Malheureusement, j’ai subi une ovarectomie à l’âge de 19 ans (à cause d’un gros kyste) et tomber enceinte naturellement était quasiment impossible (de l’ordre de 1 à 2% environ).

Nous avons néanmoins tenté 2 fécondations in vitro sans aucun succès au CHU de NANTES, mon ovaire n’ayant pas du tout réagi aux stimulations pourtant fortes.

On nous a alors proposé de nous tourner vers l’étranger pour réaliser une fécondation in vitro avec donneuse, démarche tout à fait légale en France, mais peu répandue, les donneuses étant trop peu nombreuses pour le nombre de receveuses potentielles. Il m’aurait fallu attendre des années en France, et compte-tenu de mon âge (37 ans), il fallait aller vite.

Mon mari (qui ne l’était pas encore à l’époque d’ailleurs) était réticent. Cependant, quand le gynécologue nous a annoncé que les risques de maladies génétiques étaient faibles voire inexistants vu l’âge de la donneuse et les nombreux examens qu’elle passait avant, il a accepté la démarche. C’était une grande preuve d’amour.
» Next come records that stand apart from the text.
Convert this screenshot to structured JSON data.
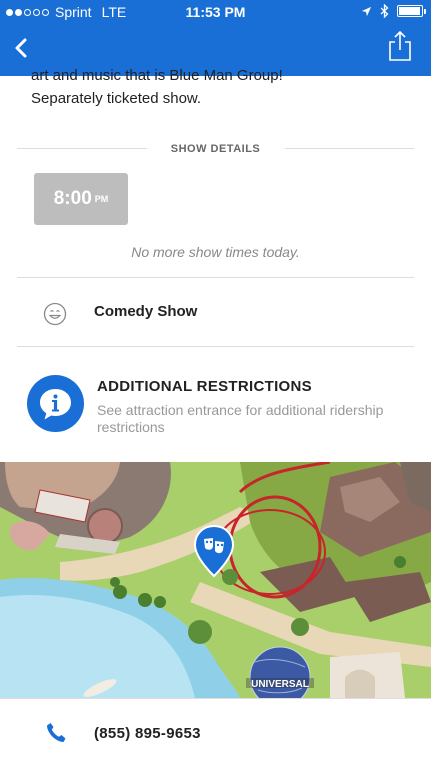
{
  "status_bar": {
    "carrier": "Sprint",
    "network": "LTE",
    "time": "11:53 PM",
    "signal_bars_filled": 2,
    "signal_bars_total": 5
  },
  "header": {
    "color": "#1a6fd6",
    "back_icon": "chevron-left-icon",
    "share_icon": "share-icon"
  },
  "description": {
    "line1": "art and music that is Blue Man Group!",
    "line2": "Separately ticketed show."
  },
  "show_details": {
    "label": "SHOW DETAILS",
    "show_time": "8:00",
    "show_time_ampm": "PM",
    "no_more_text": "No more show times today."
  },
  "show_type": {
    "icon": "smiley-icon",
    "label": "Comedy Show"
  },
  "restrictions": {
    "icon": "info-icon",
    "title": "ADDITIONAL RESTRICTIONS",
    "text": "See attraction entrance for additional ridership restrictions"
  },
  "map": {
    "pin_icon": "theater-masks-pin-icon",
    "globe_text": "UNIVERSAL"
  },
  "phone": {
    "icon": "phone-icon",
    "number": "(855) 895-9653"
  }
}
Evidemment, je ne serais pas la maman génétique de mon enfant, mais j’allais le porter et ce bébé allait être mon enfant.

Nous avons rempli un tas de questionnaires très poussés sur mon physique (couleur de peau, des cheveux, nature des cheveux, yeux, etc.), pour trouver une donneuse qui me ressemble.
Un mois après mon premier rendez-vous à Barcelone (pour le prélèvement de sperme de mon époux et une visite médicale pour moi), on m’annonçait qu’une donneuse avait été trouvée.
On m’a donc implanté 2 embryons, en mai 2011. Cette première tentative a été la bonne puisque je suis tout de suite tombée enceinte.

 

Juste après l’implantation des embryons, le repos obligatoire pendant une petite demi-heure.

J’étais heureuse, enfin …

Mon bébé allait très bien, et même si j’ai eu du diabète gestationnel dès le début de la grossesse et que j’ai du me piquer à l’insuline 4 fois par jour, je me disais que les galères étaient terminées. Cette année 2011 allait être mon année et je considérais que je l’avais bien mérité.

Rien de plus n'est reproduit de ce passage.